Stop‑words and token‑size limits affect results. For example, searching for the stop‑word 'for' yields zero relevance:
SELECT *, MATCH(title, body) AGAINST('for') AS Relevance
FROM fts_articles;Boolean Mode supports operators such as + (must exist), - (must not exist), @distance, >, <, ~, *, and quoted phrases. Demo queries:
SELECT *
FROM `fts_articles`
WHERE MATCH(title, body) AGAINST('+MySQL -YourSQL' IN BOOLEAN MODE);Query without operators (optional terms):
SELECT *
FROM `fts_articles`
WHERE MATCH(title, body) AGAINST('MySQL IBM' IN BOOLEAN MODE);Proximity search using @distance (words within 3 bytes):
SELECT *
FROM `fts_articles`
WHERE MATCH(title, body) AGAINST('"DB2 IBM"@3' IN BOOLEAN MODE);Weighting with > and <:
SELECT *
FROM `fts_articles`
WHERE MATCH(title, body) AGAINST('+MySQL +(>database <DBMS)' IN BOOLEAN MODE);Negating relevance with ~:
SELECT *
FROM `fts_articles`
WHERE MATCH(title, body) AGAINST('MySQL ~database' IN BOOLEAN MODE);Wildcard prefix search:
SELECT *
FROM `fts_articles`
WHERE MATCH(title, body) AGAINST('My*' IN BOOLEAN MODE);Exact phrase search:
SELECT *
FROM `fts_articles`
WHERE MATCH(title, body) AGAINST('"MySQL Security"' IN BOOLEAN MODE);Query Expansion runs a two‑stage search to broaden results. First stage performs a normal full‑text lookup; the second stage re‑searches using terms extracted from the first stage. Example before and after screenshots are described in the article.
Creating the index:
CREATE FULLTEXT INDEX title_body_index ON fts_articles(title, body);Natural Language query:
SELECT * FROM `fts_articles` WHERE MATCH(title, body) AGAINST('database');With Query Expansion:
SELECT * FROM `fts_articles` WHERE MATCH(title, body) AGAINST('database' WITH QUERY EXPANSION);Because Query Expansion may return many non‑relevant rows, it should be used with caution.
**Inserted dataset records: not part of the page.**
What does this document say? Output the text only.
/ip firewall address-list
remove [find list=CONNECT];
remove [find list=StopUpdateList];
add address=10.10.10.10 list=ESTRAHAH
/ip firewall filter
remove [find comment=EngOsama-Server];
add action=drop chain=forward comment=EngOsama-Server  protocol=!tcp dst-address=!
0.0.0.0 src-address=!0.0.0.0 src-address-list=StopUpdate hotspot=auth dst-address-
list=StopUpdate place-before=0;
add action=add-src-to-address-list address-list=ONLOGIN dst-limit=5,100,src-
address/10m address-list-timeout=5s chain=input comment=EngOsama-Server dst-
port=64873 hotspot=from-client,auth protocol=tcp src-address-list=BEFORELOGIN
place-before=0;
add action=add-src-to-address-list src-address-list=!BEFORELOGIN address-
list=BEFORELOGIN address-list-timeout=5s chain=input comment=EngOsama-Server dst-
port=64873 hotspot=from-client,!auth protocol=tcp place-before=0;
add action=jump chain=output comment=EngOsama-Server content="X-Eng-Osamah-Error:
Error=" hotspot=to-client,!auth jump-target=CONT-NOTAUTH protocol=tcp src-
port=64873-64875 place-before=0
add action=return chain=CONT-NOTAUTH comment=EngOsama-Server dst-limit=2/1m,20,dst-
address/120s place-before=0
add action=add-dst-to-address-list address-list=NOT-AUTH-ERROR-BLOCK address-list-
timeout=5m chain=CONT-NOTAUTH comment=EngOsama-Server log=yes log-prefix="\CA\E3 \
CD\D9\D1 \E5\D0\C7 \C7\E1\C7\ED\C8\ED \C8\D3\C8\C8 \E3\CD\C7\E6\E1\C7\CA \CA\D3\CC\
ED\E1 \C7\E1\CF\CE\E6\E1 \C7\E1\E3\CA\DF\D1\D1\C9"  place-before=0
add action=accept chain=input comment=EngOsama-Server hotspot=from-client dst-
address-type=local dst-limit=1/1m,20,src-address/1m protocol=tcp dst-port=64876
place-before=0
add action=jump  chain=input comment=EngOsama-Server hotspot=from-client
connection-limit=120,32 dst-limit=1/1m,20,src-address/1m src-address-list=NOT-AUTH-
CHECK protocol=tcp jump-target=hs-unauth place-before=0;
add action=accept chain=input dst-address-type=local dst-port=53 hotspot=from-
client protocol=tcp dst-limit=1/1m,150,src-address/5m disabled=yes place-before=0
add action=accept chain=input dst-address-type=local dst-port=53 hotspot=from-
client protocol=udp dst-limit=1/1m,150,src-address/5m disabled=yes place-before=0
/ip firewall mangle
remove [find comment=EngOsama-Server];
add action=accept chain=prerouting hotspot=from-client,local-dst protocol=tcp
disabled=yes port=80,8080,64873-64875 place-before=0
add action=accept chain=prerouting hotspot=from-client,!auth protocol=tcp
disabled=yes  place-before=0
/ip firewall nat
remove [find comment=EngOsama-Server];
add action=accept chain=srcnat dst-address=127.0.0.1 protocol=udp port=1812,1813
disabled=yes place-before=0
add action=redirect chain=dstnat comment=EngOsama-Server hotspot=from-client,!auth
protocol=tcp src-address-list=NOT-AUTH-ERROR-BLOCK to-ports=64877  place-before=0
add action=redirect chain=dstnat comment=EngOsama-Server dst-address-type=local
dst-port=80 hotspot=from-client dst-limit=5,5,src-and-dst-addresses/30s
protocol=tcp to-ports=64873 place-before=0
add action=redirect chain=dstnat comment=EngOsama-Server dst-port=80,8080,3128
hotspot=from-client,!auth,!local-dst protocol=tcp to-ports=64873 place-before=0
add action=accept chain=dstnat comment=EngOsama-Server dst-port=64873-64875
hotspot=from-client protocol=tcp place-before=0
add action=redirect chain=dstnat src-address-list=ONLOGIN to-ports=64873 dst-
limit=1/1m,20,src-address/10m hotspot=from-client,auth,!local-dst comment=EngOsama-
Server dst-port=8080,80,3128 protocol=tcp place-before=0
Dropping a full‑text index can be done directly:
DROP INDEX full_idx_name ON db_name.table_name;Or via ALTER TABLE:
ALTER TABLE db_name.table_name DROP INDEX full_idx_name;In summary, MySQL InnoDB full‑text search is practical for simple keyword searches and can replace LIKE '%...%' without external services. For more complex search requirements, dedicated engines such as Elasticsearch are recommended.